As for bettering cost-performance, the full review gives plenty of context that the new Epyc 2's soundly beat out the current Intel Xeon lineup (often by 2X or more), but I think AMD is also doing what they need to do get marketshare (while still raising their ASPs):

When it comes to the top-bin SKUs, the value proposition is simple, just get a higher-end SKU and consolidate more servers to save money. AMD is extracting value for the higher-core count SKUs. For AMD a chip with 64-cores, 256MB L3 cache, 128x PCIe Gen4 lanes at just under $7000 compares favorably when its nearest Intel Xeon competitors are two Intel Xeon Platinum 8280M SKUs (M for the higher-memory capacity) that run just over $13,000 each. AMD at around $7000 is essentially saying Intel needs to start their discounting at 73% to get competitive, and that is not taking into account using fewer servers.

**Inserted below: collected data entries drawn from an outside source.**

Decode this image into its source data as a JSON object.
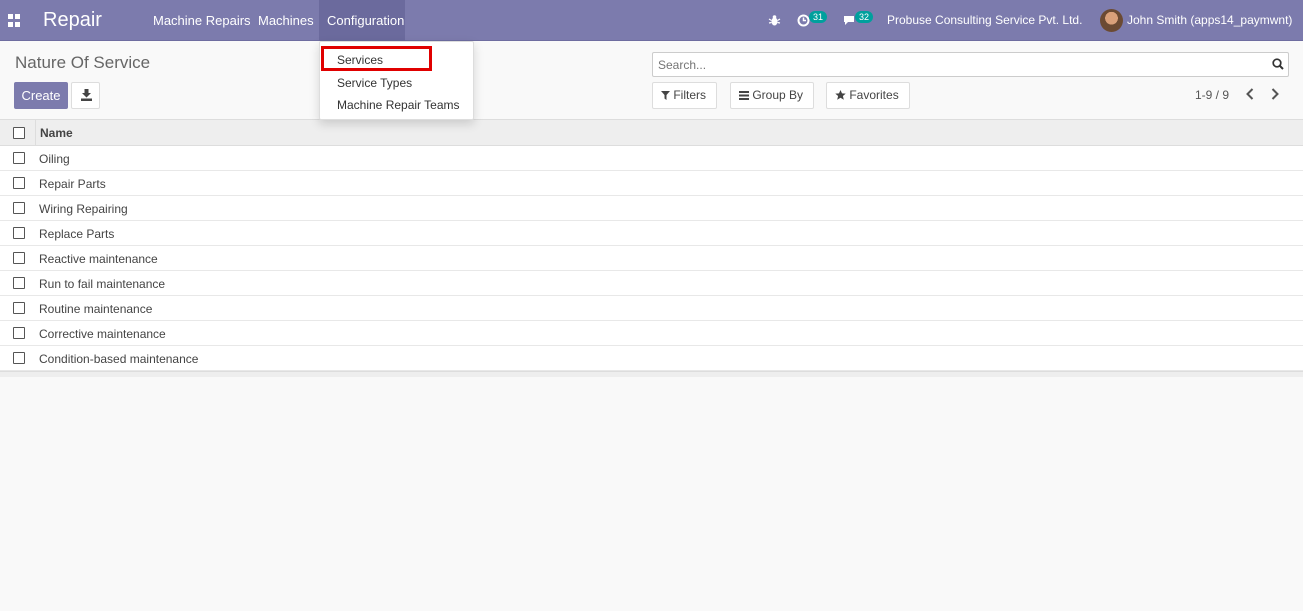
{
  "navbar": {
    "brand": "Repair",
    "menus": [
      "Machine Repairs",
      "Machines",
      "Configuration"
    ],
    "activities_count": "31",
    "messages_count": "32",
    "company": "Probuse Consulting Service Pvt. Ltd.",
    "user": "John Smith (apps14_paymwnt)"
  },
  "dropdown": {
    "items": [
      "Services",
      "Service Types",
      "Machine Repair Teams"
    ],
    "highlighted": "Services"
  },
  "control_panel": {
    "title": "Nature Of Service",
    "create_label": "Create",
    "search_placeholder": "Search...",
    "filters_label": "Filters",
    "group_by_label": "Group By",
    "favorites_label": "Favorites",
    "pager": "1-9 / 9"
  },
  "table": {
    "column": "Name",
    "rows": [
      "Oiling",
      "Repair Parts",
      "Wiring Repairing",
      "Replace Parts",
      "Reactive maintenance",
      "Run to fail maintenance",
      "Routine maintenance",
      "Corrective maintenance",
      "Condition-based maintenance"
    ]
  },
  "colors": {
    "brand": "#7c7bad",
    "badge": "#00a09d",
    "highlight": "#e00000"
  }
}
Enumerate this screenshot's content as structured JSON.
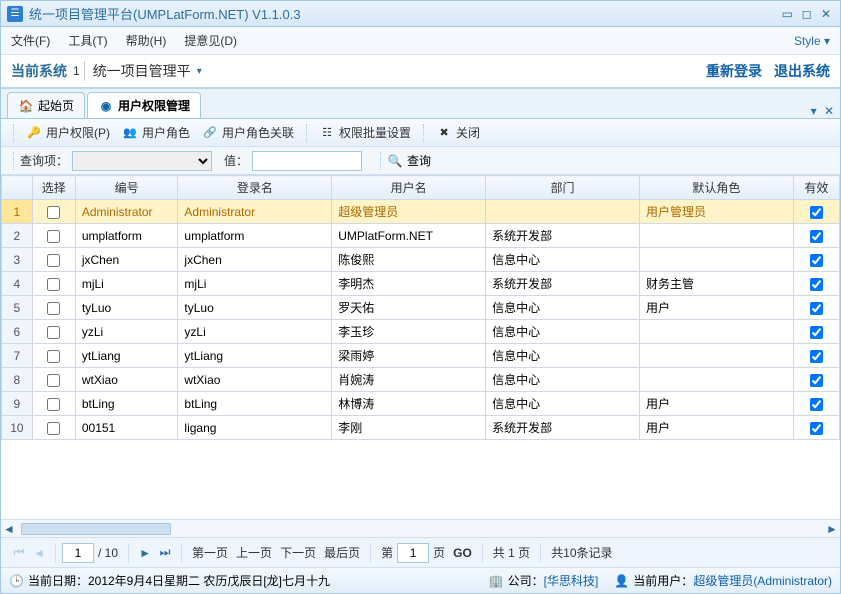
{
  "window": {
    "title": "统一项目管理平台(UMPLatForm.NET) V1.1.0.3"
  },
  "menu": {
    "file": "文件(F)",
    "tools": "工具(T)",
    "help": "帮助(H)",
    "feedback": "提意见(D)",
    "style": "Style ▾"
  },
  "system": {
    "label": "当前系统",
    "index": "1",
    "name": "统一项目管理平",
    "relogin": "重新登录",
    "logout": "退出系统"
  },
  "tabs": {
    "start": "起始页",
    "active": "用户权限管理"
  },
  "toolbar": {
    "user_perm": "用户权限(P)",
    "user_role": "用户角色",
    "user_role_rel": "用户角色关联",
    "perm_batch": "权限批量设置",
    "close": "关闭"
  },
  "search": {
    "query_label": "查询项：",
    "value_label": "值：",
    "query_btn": "查询"
  },
  "grid": {
    "headers": {
      "select": "选择",
      "id": "编号",
      "login": "登录名",
      "username": "用户名",
      "dept": "部门",
      "default_role": "默认角色",
      "valid": "有效"
    },
    "rows": [
      {
        "n": "1",
        "id": "Administrator",
        "login": "Administrator",
        "uname": "超级管理员",
        "dept": "",
        "role": "用户管理员",
        "sel": true
      },
      {
        "n": "2",
        "id": "umplatform",
        "login": "umplatform",
        "uname": "UMPlatForm.NET",
        "dept": "系统开发部",
        "role": ""
      },
      {
        "n": "3",
        "id": "jxChen",
        "login": "jxChen",
        "uname": "陈俊熙",
        "dept": "信息中心",
        "role": ""
      },
      {
        "n": "4",
        "id": "mjLi",
        "login": "mjLi",
        "uname": "李明杰",
        "dept": "系统开发部",
        "role": "财务主管"
      },
      {
        "n": "5",
        "id": "tyLuo",
        "login": "tyLuo",
        "uname": "罗天佑",
        "dept": "信息中心",
        "role": "用户"
      },
      {
        "n": "6",
        "id": "yzLi",
        "login": "yzLi",
        "uname": "李玉珍",
        "dept": "信息中心",
        "role": ""
      },
      {
        "n": "7",
        "id": "ytLiang",
        "login": "ytLiang",
        "uname": "梁雨婷",
        "dept": "信息中心",
        "role": ""
      },
      {
        "n": "8",
        "id": "wtXiao",
        "login": "wtXiao",
        "uname": "肖婉涛",
        "dept": "信息中心",
        "role": ""
      },
      {
        "n": "9",
        "id": "btLing",
        "login": "btLing",
        "uname": "林博涛",
        "dept": "信息中心",
        "role": "用户"
      },
      {
        "n": "10",
        "id": "00151",
        "login": "ligang",
        "uname": "李刚",
        "dept": "系统开发部",
        "role": "用户"
      }
    ]
  },
  "pager": {
    "page_input": "1",
    "total_pages_prefix": "/ ",
    "total_pages": "10",
    "first": "第一页",
    "prev": "上一页",
    "next": "下一页",
    "last": "最后页",
    "jump_label_prefix": "第",
    "jump_value": "1",
    "jump_label_suffix": "页",
    "go": "GO",
    "summary_prefix": "共 ",
    "summary_pages": "1",
    "summary_mid": " 页",
    "records": "共10条记录"
  },
  "status": {
    "date_label": "当前日期：",
    "date_value": "2012年9月4日星期二 农历戊辰日[龙]七月十九",
    "company_label": "公司：",
    "company_value": "[华思科技]",
    "user_label": "当前用户：",
    "user_value": "超级管理员(Administrator)"
  }
}
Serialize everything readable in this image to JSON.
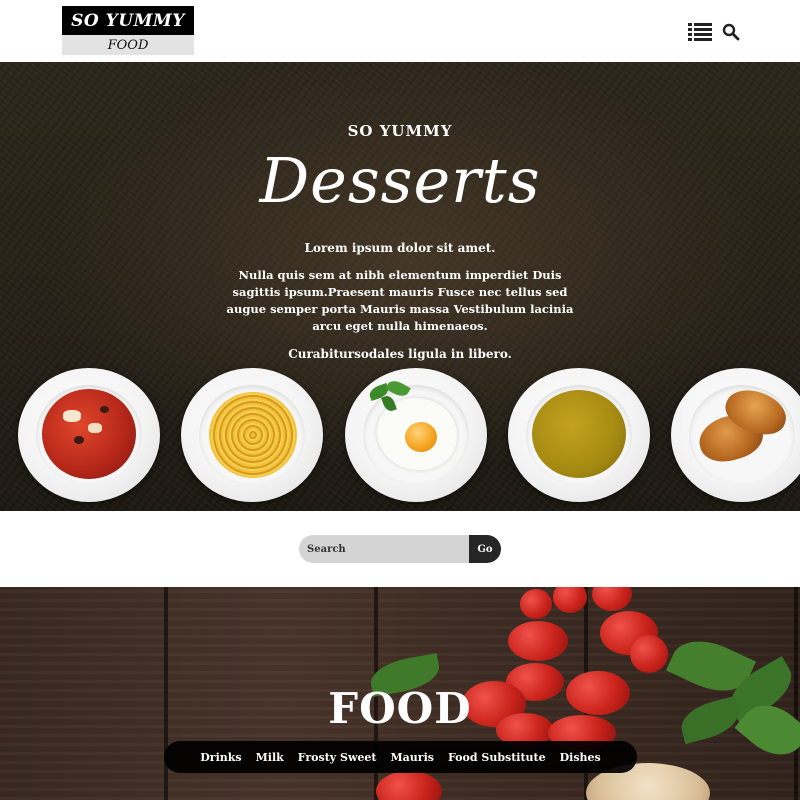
{
  "header": {
    "logo_top": "SO YUMMY",
    "logo_bottom": "FOOD",
    "menu_icon": "list-menu-icon",
    "search_icon": "search-icon"
  },
  "hero": {
    "kicker": "SO YUMMY",
    "title": "Desserts",
    "lead": "Lorem ipsum dolor sit amet.",
    "body": "Nulla quis sem at nibh elementum imperdiet Duis sagittis ipsum.Praesent mauris Fusce nec tellus sed augue semper porta Mauris massa Vestibulum lacinia arcu eget nulla himenaeos.",
    "foot": "Curabitursodales ligula in libero.",
    "plates": [
      "tomato-soup",
      "spaghetti",
      "fried-egg",
      "pea-soup",
      "croissants"
    ]
  },
  "search": {
    "placeholder": "Search",
    "go_label": "Go"
  },
  "food_section": {
    "title": "FOOD",
    "nav": [
      "Drinks",
      "Milk",
      "Frosty Sweet",
      "Mauris",
      "Food Substitute",
      "Dishes"
    ]
  },
  "colors": {
    "header_bg": "#ffffff",
    "logo_dark": "#000000",
    "logo_light": "#e3e3e3",
    "hero_bg": "#2a2318",
    "search_field": "#d4d4d4",
    "go_button": "#262626",
    "nav_bar": "#000000",
    "wood": "#45322a"
  }
}
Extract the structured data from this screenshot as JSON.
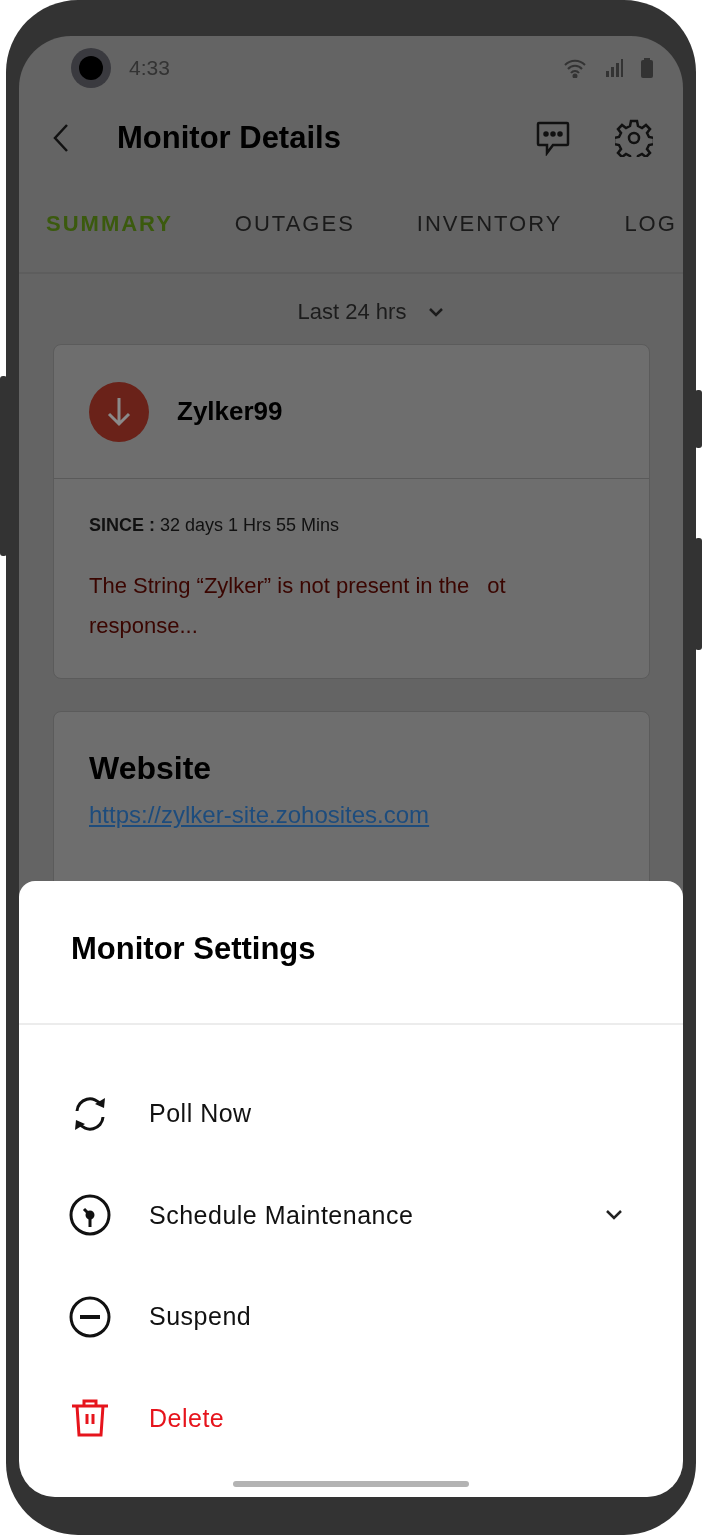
{
  "status_bar": {
    "time": "4:33"
  },
  "header": {
    "title": "Monitor Details"
  },
  "tabs": [
    {
      "label": "SUMMARY",
      "selected": true
    },
    {
      "label": "OUTAGES",
      "selected": false
    },
    {
      "label": "INVENTORY",
      "selected": false
    },
    {
      "label": "LOG",
      "selected": false
    }
  ],
  "period": {
    "value": "Last 24 hrs"
  },
  "monitor_card": {
    "name": "Zylker99",
    "down": true,
    "since_label": "SINCE :",
    "since_value": "32 days 1 Hrs 55 Mins",
    "message_line_1": "The String “Zylker” is not present in the",
    "message_fragment": "ot",
    "message_line_2": "response..."
  },
  "website_card": {
    "title": "Website",
    "url": "https://zylker-site.zohosites.com"
  },
  "sheet": {
    "title": "Monitor Settings",
    "items": [
      {
        "kind": "poll",
        "label": "Poll Now",
        "destructive": false,
        "expandable": false
      },
      {
        "kind": "schedule",
        "label": "Schedule Maintenance",
        "destructive": false,
        "expandable": true
      },
      {
        "kind": "suspend",
        "label": "Suspend",
        "destructive": false,
        "expandable": false
      },
      {
        "kind": "delete",
        "label": "Delete",
        "destructive": true,
        "expandable": false
      }
    ]
  }
}
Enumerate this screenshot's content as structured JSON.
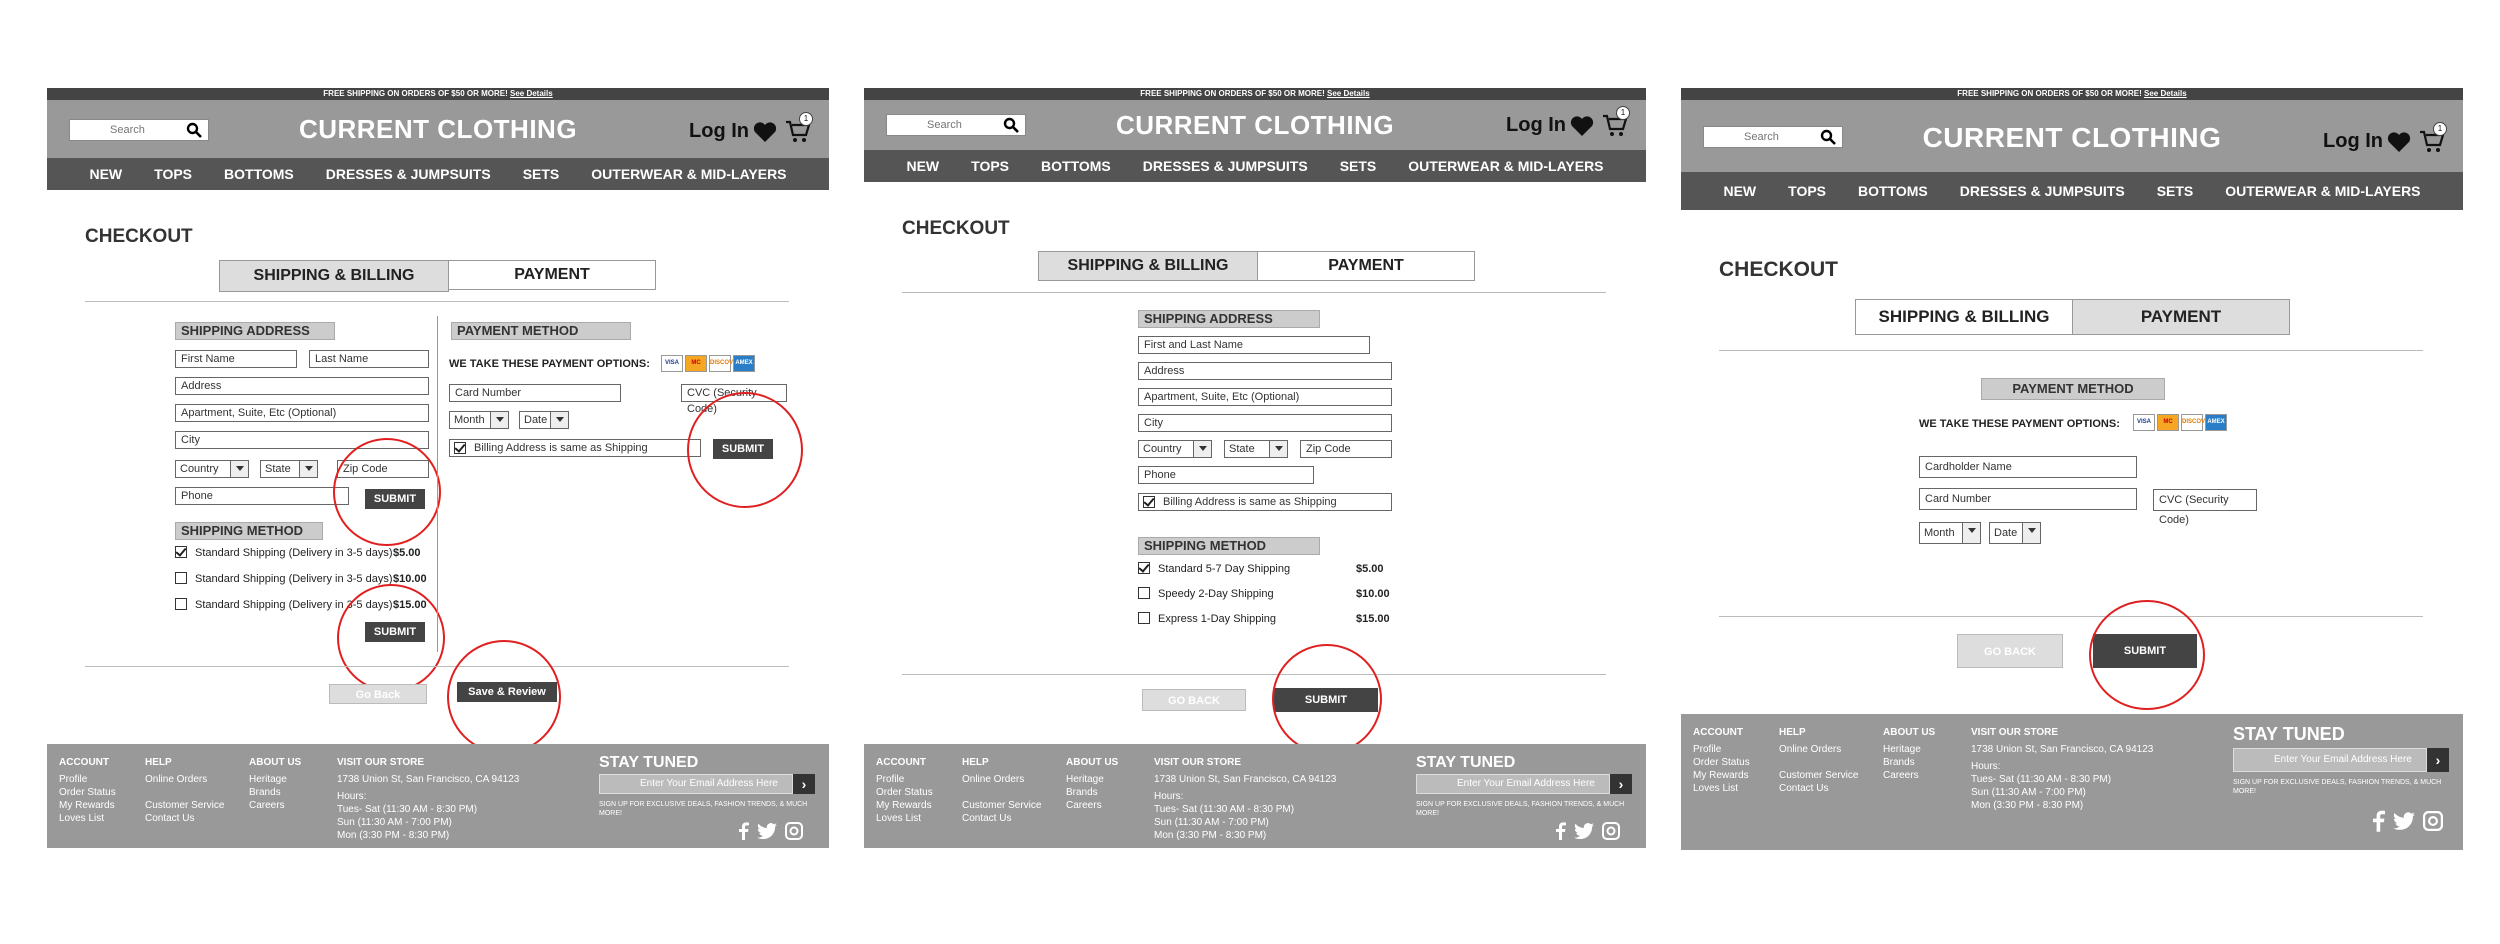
{
  "site": {
    "promo": "FREE SHIPPING ON ORDERS OF $50 OR MORE!",
    "promo_link": "See Details",
    "brand": "CURRENT CLOTHING",
    "search_placeholder": "Search",
    "login": "Log In",
    "cart_count": "1",
    "nav": [
      "NEW",
      "TOPS",
      "BOTTOMS",
      "DRESSES & JUMPSUITS",
      "SETS",
      "OUTERWEAR & MID-LAYERS"
    ]
  },
  "checkout": {
    "title": "CHECKOUT",
    "tab_shipping": "SHIPPING & BILLING",
    "tab_payment": "PAYMENT"
  },
  "shipping": {
    "section": "SHIPPING ADDRESS",
    "first_name": "First Name",
    "last_name": "Last Name",
    "full_name": "First and Last Name",
    "address": "Address",
    "apartment": "Apartment, Suite, Etc (Optional)",
    "city": "City",
    "country": "Country",
    "state": "State",
    "zip": "Zip Code",
    "phone": "Phone",
    "billing_same": "Billing Address is same as Shipping"
  },
  "method": {
    "section": "SHIPPING METHOD",
    "v1_options": [
      {
        "label": "Standard Shipping (Delivery in 3-5 days)",
        "price": "$5.00",
        "checked": true
      },
      {
        "label": "Standard Shipping (Delivery in 3-5 days)",
        "price": "$10.00",
        "checked": false
      },
      {
        "label": "Standard Shipping (Delivery in 3-5 days)",
        "price": "$15.00",
        "checked": false
      }
    ],
    "v2_options": [
      {
        "label": "Standard 5-7 Day Shipping",
        "price": "$5.00",
        "checked": true
      },
      {
        "label": "Speedy 2-Day Shipping",
        "price": "$10.00",
        "checked": false
      },
      {
        "label": "Express 1-Day Shipping",
        "price": "$15.00",
        "checked": false
      }
    ]
  },
  "payment": {
    "section": "PAYMENT METHOD",
    "accepted": "WE TAKE THESE PAYMENT OPTIONS:",
    "cards": [
      "VISA",
      "MC",
      "DISCOVER",
      "AMEX"
    ],
    "cardholder": "Cardholder Name",
    "card_number": "Card Number",
    "cvc": "CVC (Security Code)",
    "month": "Month",
    "date": "Date"
  },
  "buttons": {
    "submit": "SUBMIT",
    "go_back": "Go Back",
    "go_back_caps": "GO BACK",
    "save_review": "Save & Review"
  },
  "footer": {
    "account_title": "ACCOUNT",
    "account": [
      "Profile",
      "Order Status",
      "My Rewards",
      "Loves List"
    ],
    "help_title": "HELP",
    "help1": "Online Orders",
    "help2": [
      "Customer Service",
      "Contact Us"
    ],
    "about_title": "ABOUT US",
    "about": [
      "Heritage",
      "Brands",
      "Careers"
    ],
    "store_title": "VISIT OUR STORE",
    "address": "1738 Union St, San Francisco, CA 94123",
    "hours_title": "Hours:",
    "hours": [
      "Tues- Sat (11:30 AM - 8:30 PM)",
      "Sun (11:30 AM - 7:00 PM)",
      "Mon (3:30 PM - 8:30 PM)"
    ],
    "stay": "STAY TUNED",
    "email_placeholder": "Enter Your Email Address Here",
    "signup": "SIGN UP FOR EXCLUSIVE DEALS, FASHION TRENDS, & MUCH MORE!",
    "social_icons": [
      "facebook-icon",
      "twitter-icon",
      "instagram-icon"
    ]
  },
  "colors": {
    "annotation": "#e02020",
    "header": "#999999",
    "nav": "#555555",
    "button": "#444444"
  }
}
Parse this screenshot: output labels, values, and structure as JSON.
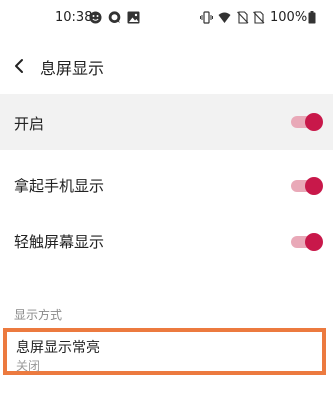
{
  "status_bar": {
    "time": "10:38",
    "battery": "100%"
  },
  "header": {
    "title": "息屏显示"
  },
  "master_switch": {
    "label": "开启",
    "on": true
  },
  "settings": [
    {
      "label": "拿起手机显示",
      "on": true
    },
    {
      "label": "轻触屏幕显示",
      "on": true
    }
  ],
  "display_section": {
    "header": "显示方式"
  },
  "always_on": {
    "title": "息屏显示常亮",
    "value": "关闭"
  },
  "colors": {
    "accent": "#c8184a",
    "track": "#e9a9b8",
    "highlight_border": "#ec7a3f"
  }
}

On the AMD EPYC 7702P side, AMD is calling Intel that if it wants to be performance competitive, it needs to discount two Platinum 8280M’s by 83% plus the incremental cost of a dual-socket server versus a single-socket server. This is a big deal.

What was horribly broken in these Opterons?
The Barcelona chips initially had a pretty nasty bug in the TLB. AMD stopped shipments for about 5 months so they could put out a new stepping with the bug fixed. The Istanbul chips arrived a few months after Intel's Nehalem, which is where Intel caught up with features like the on-die memory controller and started roughly a decade of unchallenged performance lead.
The TLB bug (Errata 298, doc 41322 if you really care - while the processor was attempting to set the A/D bits in a page table entry, an L2->L3 eviction of that PTE could occur) was one of a great many things wrong with that chip.

* A number of errata (not just 298) delayed full production, sapped performance, or negatively impacted idle power. Take a look at doc 41322, DR-BA step for many samples.

* It was late and didn't achieve performance targets; it missed clock rate targets and 2 MiB L3 was insufficient.

* Intel delivered a very compelling server part (Nehalem) during the lifecycle of family 10h.

How do you measure performance per watt? FLOPS/watt? I don't think FLOPS is worthy measure of chip performance, since it doesn't take the L1/L2/L3 cache size into account.

Are there performance benchmarks that are designed to measure server application performance?

There are plenty of server performance benchmarks and even one for power efficiency: https://www.spec.org/power_ssj2008/

Google probably has a whole team internally to benchmark their own applications on different hardware.